5 games you can learn in 5 minutes
From the open ended fantasy world of Talisman, to the meticulous sci-fi strategy of Twilight Imperium, I’m always ready to throw down on longer running games. Sadly, there isn’t enough time some nights to crack into a 4 hour game. Sometimes all we’re looking for is a game we can teach quickly and pick up and go, so I’m highlighting some smaller games that can all be learned in five minutes or less. I chose these games based on their strategy, accessibility and convenience, as well as diversity
Nice, ya didn’t just list card games!
Love Letter is a card game which focuses on deduction and bluffing. Each player plays a suitor for the Princess and is charged with the task of cheering her up. The players play round after round, attempting to be the last suitor standing. The player that wins a round receives one token of affection from the princess. The First player to receive four tokens of affection wins the heart of the Princess, and the game. It consists of 16 cards, a small bag of wooden tokens and rule cards.
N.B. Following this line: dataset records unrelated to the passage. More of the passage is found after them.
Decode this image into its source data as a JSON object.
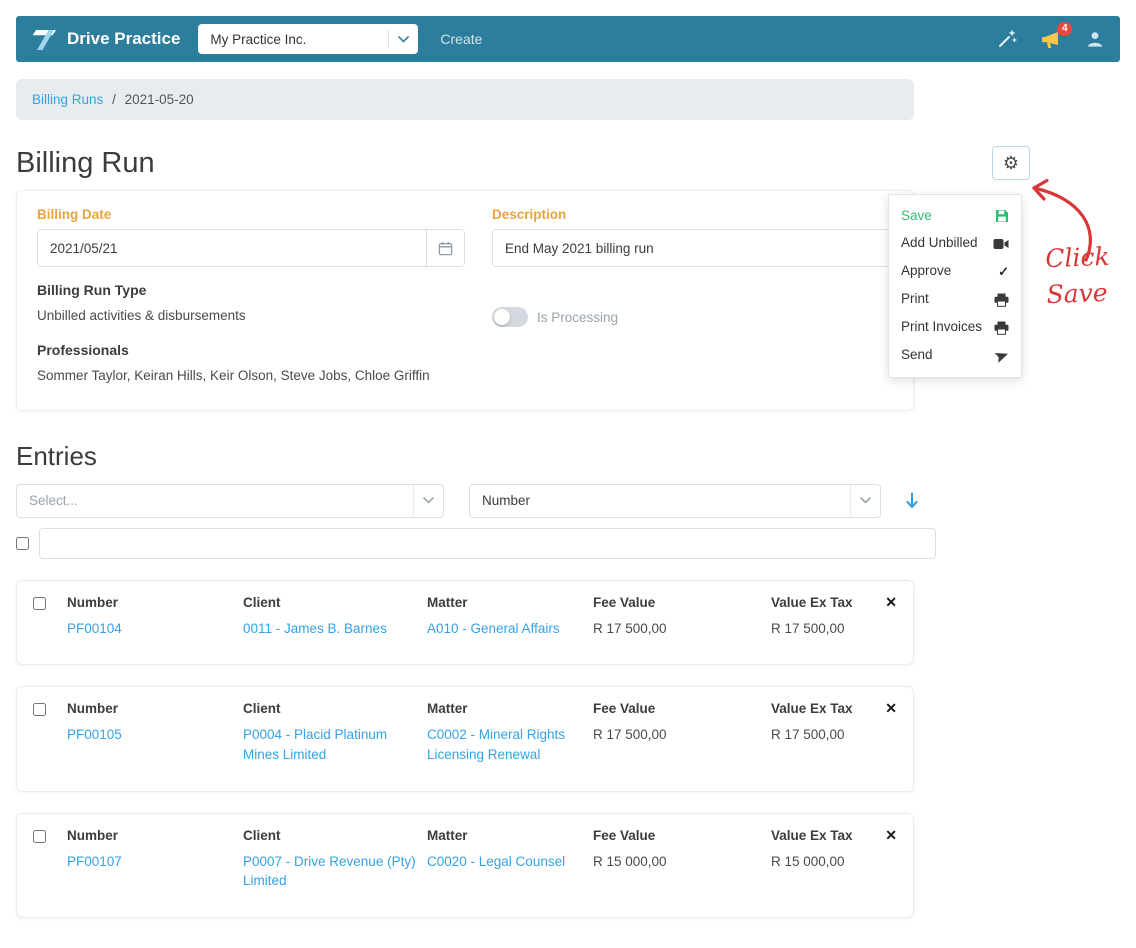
{
  "navbar": {
    "brand": "Drive Practice",
    "practice_name": "My Practice Inc.",
    "create_label": "Create",
    "notification_badge": "4"
  },
  "breadcrumb": {
    "root": "Billing Runs",
    "separator": "/",
    "current": "2021-05-20"
  },
  "page": {
    "title": "Billing Run"
  },
  "gear_menu": {
    "items": [
      {
        "label": "Save",
        "icon": "save-icon"
      },
      {
        "label": "Add Unbilled",
        "icon": "camera-icon"
      },
      {
        "label": "Approve",
        "icon": "check-icon"
      },
      {
        "label": "Print",
        "icon": "printer-icon"
      },
      {
        "label": "Print Invoices",
        "icon": "printer-icon"
      },
      {
        "label": "Send",
        "icon": "send-icon"
      }
    ]
  },
  "annotation": {
    "line1": "Click",
    "line2": "Save"
  },
  "form": {
    "billing_date": {
      "label": "Billing Date",
      "value": "2021/05/21"
    },
    "description": {
      "label": "Description",
      "value": "End May 2021 billing run"
    },
    "billing_run_type": {
      "label": "Billing Run Type",
      "value": "Unbilled activities & disbursements"
    },
    "is_processing_label": "Is Processing",
    "professionals": {
      "label": "Professionals",
      "value": "Sommer Taylor, Keiran Hills, Keir Olson, Steve Jobs, Chloe Griffin"
    }
  },
  "entries": {
    "title": "Entries",
    "filter_placeholder": "Select...",
    "sort_field": "Number",
    "columns": [
      "Number",
      "Client",
      "Matter",
      "Fee Value",
      "Value Ex Tax"
    ],
    "rows": [
      {
        "number": "PF00104",
        "client": "0011 - James B. Barnes",
        "matter": "A010 - General Affairs",
        "fee_value": "R 17 500,00",
        "value_ex_tax": "R 17 500,00"
      },
      {
        "number": "PF00105",
        "client": "P0004 - Placid Platinum Mines Limited",
        "matter": "C0002 - Mineral Rights Licensing Renewal",
        "fee_value": "R 17 500,00",
        "value_ex_tax": "R 17 500,00"
      },
      {
        "number": "PF00107",
        "client": "P0007 - Drive Revenue (Pty) Limited",
        "matter": "C0020 - Legal Counsel",
        "fee_value": "R 15 000,00",
        "value_ex_tax": "R 15 000,00"
      }
    ]
  },
  "colors": {
    "navbar_teal": "#2d7e9d",
    "link_blue": "#35a2e6",
    "label_orange": "#eaa43f",
    "save_green": "#2bbf6e",
    "annotation_red": "#d93636"
  }
}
Deduction plays a large role in the core strategy of this game.
Bluffing and hoping to survive the round, you’ll find that information is your biggest weapon. The game also includes rule cards for new players to remind them of the basic rules as well as the types of cards in the deck. Love Letter is easy, competitive, and small enough to fit into almost any bag or purse.
Tsuro is a pathbuilding, tile game. Each player takes on the role of a dragon seeking to be the last dragon standing as they lay the path for their journey. Each player has a small hand consisting of tiles marked with path patterns. Using these pathways, the dragons seek to stay inside the playing area until they are the last dragon standing. Tsuro consists of a game board, 8 player tokens, 35 tiles and onedragon tile.
Each dragon creates their own path. They may choose to play defensively, staying away from enemies and focusing on self preservation. Or they may go on the offensive, attacking other dragon’s paths. It’s no larger than a travel chess board, so easily transportable. Tsuro is a great game for larger groups as it can go up to 8 players. The games naturally go by very fast so you have the ability of playing multiple rounds.
Based on the famous graphic novel Locke & Key, this card game consists of folks searching for keys that unlock their hidden powers and true potential as they seek to win victory points. Players work collaboratively to conquer challenges by matching like cards and winning victory points. This comradery falls apart however, as only the top contributor receives the victory points. This forces the other players to contribute even more, or perhaps back out and allow the challenge to fail, blowing up in everyone’s face. The game contains a Game Over card that designates the ending, so when that card is drawn, whoever has the most points wins. It comes with 3 small decks of cards as well as an initiative token.
Locke and Key flexes its artistic muscle, offering darkly mesmerizing art panels from the award winning comic series.
The friend/foe game mechanics of Locke & Key forces the players to quickly change or adapt strategies on the fly, keeping tension high until each challenge is resolved. Due to its rule based ending, it makes for quick gameplay, lasting no longer than 30 minutes. Locke & Key has a beautiful design and competitive mechanics that anyone can learn after a round of play.
Sushi Go! is a card based matching game. Players pass around multiple hands of cards. These cards contain different types of sushi that can be matched together for different point scores. As these hands whittle down to nothing, players scramble to get as many points as they can from matching types of sushi together. After three rounds, the player with the most points wins. It comes with one deck of cards and a booklet with the matching rules for quick reference.
Sushi Go! is one of the most accessible games I have ever played. I’ve been brutally beaten in Sushi Go! by former students of mine, as well as my own grandmother. The strategy comes from what sushi you are willing to gamble on, as well as using deduction to figure out what cards will be available next. Its cute sushi art may initially make Sushi Go! come off as a children’s game, but it comes with that true competitive edge that inhabits all pass-and-play games.
Werewolf is such a well known game, I almost didn’t add it to the list, but I’d be remiss to deny pointing out how fun and easy this game is to learn. Everyone plays as townspeople in this fantasy setting, but some of the townspeople have secrets. Some can be thieves or fortune tellers, but some can be evil werewolves. The goal of the townspeople is to identify the werewolves causing fear and discontent, while the werewolves just need to survive. It comes with various tile cards representing the different townspeople as well as the werewolves.
A brilliant late end party game, Werewolf pushes all the right buttons. The wolves team up to bluff or distract from themselves and watch the screaming frenzy while innocent people cast accusations upon each other. There is a free app you can get that includes a narrator to guide your game for you, making play even more fun. There are also many ways to play the game with different characters adding different strategies. Werewolf is one of the most replayable games I’ve seen, matching humor with a rule set you can change as you like.